Y la neblina empezó a avanzar hacia Corum mientras la oscuridad cubría el mundo, y los jadeos y gruñidos de los sidhi trabados en terrible combate seguían subiendo hasta él desde la playa.

Y por entre los zarcillos de niebla Corum pudo ver un gigantesco carro de batalla construido de maderos y mimbres que era lo bastante grande para transportar a una criatura tan colosal como el mismo Ilbrec. El carro era arrastrado por dos seres enormes que hacían pensar en lagartos, aunque no eran lagartos; y mientras lo contemplaba Corum vio bajar de él una criatura de dimensiones desmesuradas, un cuerpo blanco cubierto de palpitantes verrugas rojizas, y el cuerpo estaba desnudo salvo por un cinturón. El cinturón estaba lleno de espadas que formaban una especie de faldellín.

Corum alzó la mirada y vio un rostro que en algunos aspectos era humano, y que se parecía al rostro de alguien a quien había conocido hacía mucho, mucho tiempo. Los ojos ardían con la llama del dolor y la miseria, y eran los ojos del Conde de Krae, de aquel mabden llamado Glandyth que había amputado la mano de Corum y que le había sacado un ojo, iniciando con ello la larga historia de su lucha con los Señores de las Espadas. Pero los ojos no reconocieron a Corum, aunque cuando se posaron en la mano de plata unida a su muñeca izquierda Corum creyó distinguir un leve chispazo de reconocimiento en ellos.

Y los pliegues de carne desgarrada que formaban la boca de la criatura dejaron escapar un retumbar ensordecedor.

—Gran Sreng, éste es el que colaboró en la masacre de Caer Mahlod —dijo el hechicero Calatin—. Éste es el que causó la derrota de aquel día... Éste es el culpable de todo, y se llama Corum.

Y Corum dejó el cofrecillo que contenía el Roble de Oro y el Carnero de Plata en el suelo y separó las piernas para alzarse sobre él y poder protegerlo mejor, y su mano de plata fue hacia su cinturón y cogió su daga, y se preparó para defenderse contra Sreng de las Siete Espadas.

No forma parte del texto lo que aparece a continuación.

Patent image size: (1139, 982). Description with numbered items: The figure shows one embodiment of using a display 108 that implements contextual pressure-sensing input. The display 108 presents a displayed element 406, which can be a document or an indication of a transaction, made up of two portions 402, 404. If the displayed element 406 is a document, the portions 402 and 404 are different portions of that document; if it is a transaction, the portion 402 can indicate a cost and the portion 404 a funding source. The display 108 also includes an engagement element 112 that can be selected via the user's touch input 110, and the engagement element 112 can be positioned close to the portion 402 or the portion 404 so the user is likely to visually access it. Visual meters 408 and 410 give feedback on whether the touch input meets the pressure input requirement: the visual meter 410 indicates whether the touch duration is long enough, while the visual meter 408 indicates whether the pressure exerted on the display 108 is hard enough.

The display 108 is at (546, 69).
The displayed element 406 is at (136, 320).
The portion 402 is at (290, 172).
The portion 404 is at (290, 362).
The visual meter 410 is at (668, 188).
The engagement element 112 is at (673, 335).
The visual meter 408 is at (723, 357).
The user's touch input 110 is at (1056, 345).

Sreng cogió dos de las grandes espadas que colgaban de su cinturón, y Corum se dio cuenta de que se movía despacio y con gran dificultad, como si todo su cuerpo estuviera siendo desgarrado por terribles dolores.

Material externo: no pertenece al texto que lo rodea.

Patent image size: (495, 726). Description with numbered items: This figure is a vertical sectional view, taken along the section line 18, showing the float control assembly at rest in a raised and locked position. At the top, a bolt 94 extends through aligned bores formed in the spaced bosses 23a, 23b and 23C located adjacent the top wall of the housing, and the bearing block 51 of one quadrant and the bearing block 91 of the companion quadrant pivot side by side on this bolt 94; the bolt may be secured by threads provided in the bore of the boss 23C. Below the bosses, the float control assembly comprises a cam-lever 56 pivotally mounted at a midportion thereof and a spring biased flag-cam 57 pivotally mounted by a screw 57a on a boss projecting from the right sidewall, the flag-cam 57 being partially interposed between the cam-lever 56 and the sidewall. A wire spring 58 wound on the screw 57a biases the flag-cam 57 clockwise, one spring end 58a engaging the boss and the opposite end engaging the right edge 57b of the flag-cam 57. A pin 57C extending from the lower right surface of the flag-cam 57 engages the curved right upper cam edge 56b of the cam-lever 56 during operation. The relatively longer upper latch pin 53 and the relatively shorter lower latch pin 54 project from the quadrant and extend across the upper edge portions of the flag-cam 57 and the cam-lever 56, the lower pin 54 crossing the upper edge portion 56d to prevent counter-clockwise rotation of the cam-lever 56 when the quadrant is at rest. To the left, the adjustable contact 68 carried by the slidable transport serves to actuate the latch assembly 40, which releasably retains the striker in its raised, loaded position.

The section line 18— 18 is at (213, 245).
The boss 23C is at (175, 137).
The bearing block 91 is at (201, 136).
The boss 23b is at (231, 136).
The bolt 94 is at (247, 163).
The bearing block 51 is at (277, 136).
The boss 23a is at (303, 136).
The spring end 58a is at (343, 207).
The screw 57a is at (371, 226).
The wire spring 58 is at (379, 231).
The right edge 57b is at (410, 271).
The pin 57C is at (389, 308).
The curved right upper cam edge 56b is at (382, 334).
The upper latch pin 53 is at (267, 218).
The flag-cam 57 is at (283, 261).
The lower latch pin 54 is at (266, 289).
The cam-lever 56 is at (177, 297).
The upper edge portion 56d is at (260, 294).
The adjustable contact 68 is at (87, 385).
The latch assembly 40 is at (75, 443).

—Mata a Corum, Gran Sreng, y entrégame su cuerpo —dijo Calatin—. Mata a Corum, y los planes de los Fhoi Myore ya no se verán estorbados por la resistencia de los mabden.

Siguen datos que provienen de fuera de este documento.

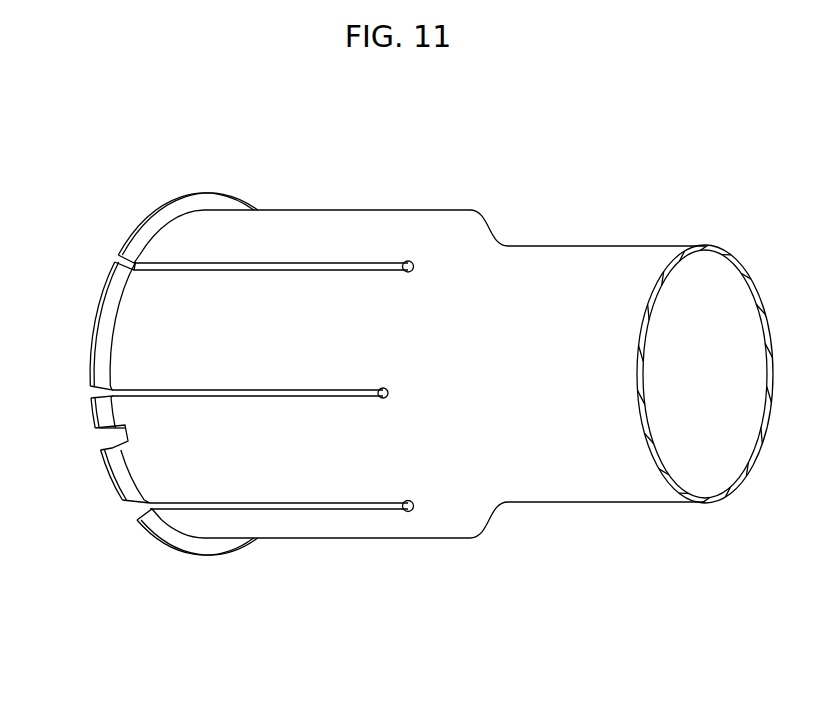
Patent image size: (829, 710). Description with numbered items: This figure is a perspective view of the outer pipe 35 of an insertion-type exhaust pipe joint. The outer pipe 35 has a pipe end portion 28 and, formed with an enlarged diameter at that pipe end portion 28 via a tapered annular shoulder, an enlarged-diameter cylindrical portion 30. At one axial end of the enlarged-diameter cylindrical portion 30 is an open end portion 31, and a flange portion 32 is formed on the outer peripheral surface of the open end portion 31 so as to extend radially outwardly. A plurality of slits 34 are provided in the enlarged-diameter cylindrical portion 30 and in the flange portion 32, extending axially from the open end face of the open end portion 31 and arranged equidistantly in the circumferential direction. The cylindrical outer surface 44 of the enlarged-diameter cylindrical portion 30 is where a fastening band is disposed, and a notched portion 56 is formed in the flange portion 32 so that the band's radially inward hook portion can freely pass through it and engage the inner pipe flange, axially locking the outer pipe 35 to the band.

The pipe end portion 28 is at (597, 262).
The enlarged-diameter cylindrical portion 30 is at (357, 222).
The open end portion 31 is at (215, 528).
The flange portion 32 is at (100, 349).
The slits 34 is at (299, 262).
The outer pipe 35 is at (466, 208).
The cylindrical outer surface 44 is at (282, 483).
The notched portion 56 is at (112, 438).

El retumbar ahogado volvió a surgir de aquella boca deforme. Las verrugas rojizas palpitaron sobre el inmenso cuerpo de carne blanquecina. Corum se dio cuenta de que una de las piernas del gigante era más corta que la otra, por lo que caminaba con un extraño contoneo. Vio que la boca de Sreng sólo tenía tres dientes, y que el dedo meñique de su mano derecha estaba cubierto por un moho amarillento sobre el que se distinguían manchitas blancas y negras. Corum examinó el cuerpo del gigante con más atención y vio que otras partes de él, y especialmente los muslos cubiertos por las espadas, también estaban salpicadas por manchas de musgo; y la masa colosal de Sreng de las Siete Espadas desprendía un olor pestilente que recordó a Corum el olor del pescado podrido y el hedor de los excrementos de gato.

Los gruñidos de los sidhi que seguían luchando llegaban hasta él desde la oscuridad que se extendía debajo del acantilado. Calatin apenas era visible, una silueta oscura que reía envuelta en el manto de la noche. Sólo Sreng, recortado contra la neblina que siempre debía llevar consigo, podía ser visto con claridad.

Corum pensó que no deseaba morir a manos de aquel dios decrépito llamado Sreng.

Sreng ya estaba agonizando al igual que agonizaban los otros Fhoi Myore, roído por enfermedades que quizá tardarían cien años en acabar con él.

—Sreng, ¿no preferirías volver al Limbo, volver a tu Reino donde no tendrías que perecer? —dijo Corum—. Podría ayudarte a volver a tu mundo, a ese plano en el que tus enfermedades cesarían de atormentarte... Deja que este Reino disfrute de su estado natural, y sal de él llevándote contigo tu frío y tu muerte.

—Te engaña, Gran Sreng —dijo el hechicero Calatin desde la oscuridad—. Sí, Gran Sreng, tienes que creerme... Corum intenta engañarte.

Y una palabra tan ensordecedora como el retumbar del trueno escapó de los labios desgarrados, y esa palabra fue como un eco de la palabra que Corum había pronunciado, como si fuese la única palabra del habla humana que podía ser articulada por aquellos labios.

Y la palabra era: «Muerte».

—Tu Reino te espera... Hay una forma de volver a él.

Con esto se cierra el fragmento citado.